Hippocampal 5-HT Input Regulates Memory Formation and Schaffer Collateral Excitation

Highlights
•Evoked terminal release of serotonin in CA1 potentiates CA3-to-CA1 inputs
•5-HT4 receptors mediate the potentiation of CA3-to-CA1 inputs
•Optogenetic stimulation of serotonergic axons in CA1 increases spatial memory
•Optogenetic inhibition of serotonergic axons in CA1 impairs spatial memory

Summary
The efficacy and duration of memory storage is regulated by neuromodulatory transmitter actions.
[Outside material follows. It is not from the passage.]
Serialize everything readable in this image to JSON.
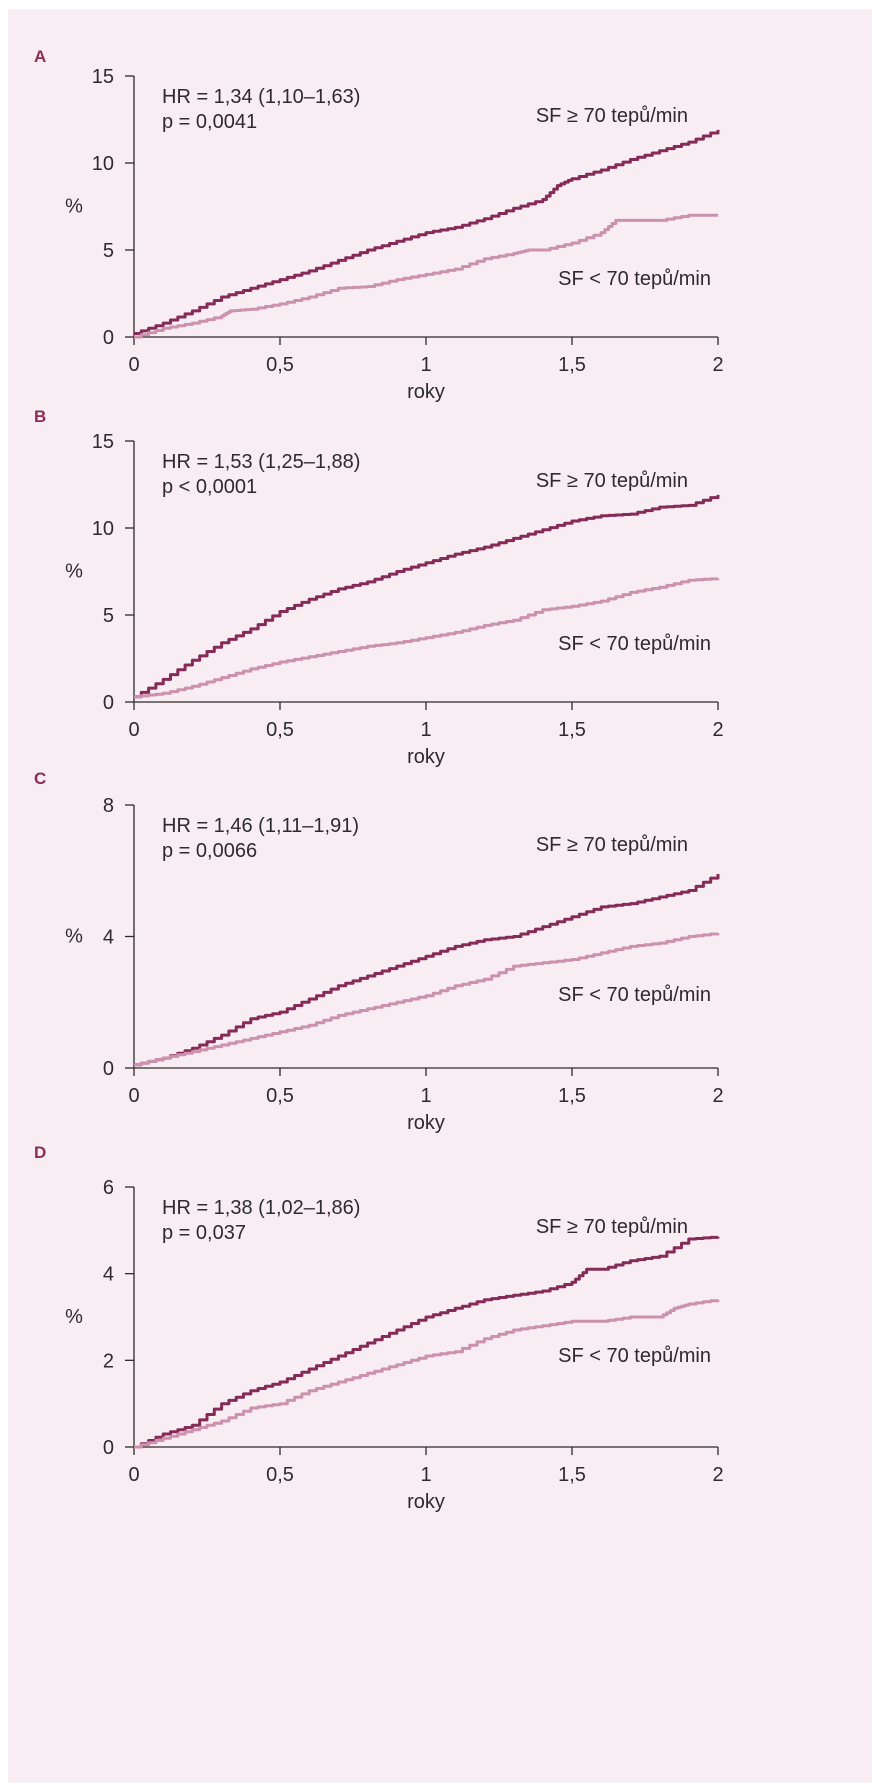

While the modulatory transmitter serotonin (5-HT) plays an important role in implicit forms of memory in the invertebrate Aplysia, its function in explicit memory mediated by the mammalian hippocampus is less clear. Specifically, the consequences elicited by the spatio-temporal gradient of endogenous 5-HT release are not known. Here we applied optogenetic techniques in mice to gain insight into this fundamental biological process. We find that activation of serotonergic terminals in the hippocampal CA1 region both potentiates excitatory transmission at CA3-to-CA1 synapses and enhances spatial memory. Conversely, optogenetic silencing of CA1 5-HT terminals inhibits spatial memory. We furthermore find that synaptic potentiation is mediated by 5-HT4 receptors and that systemic modulation of 5-HT4 receptor function can bidirectionally impact memory formation. Collectively, these data reveal powerful modulatory influence of serotonergic synaptic input on hippocampal function and memory formation.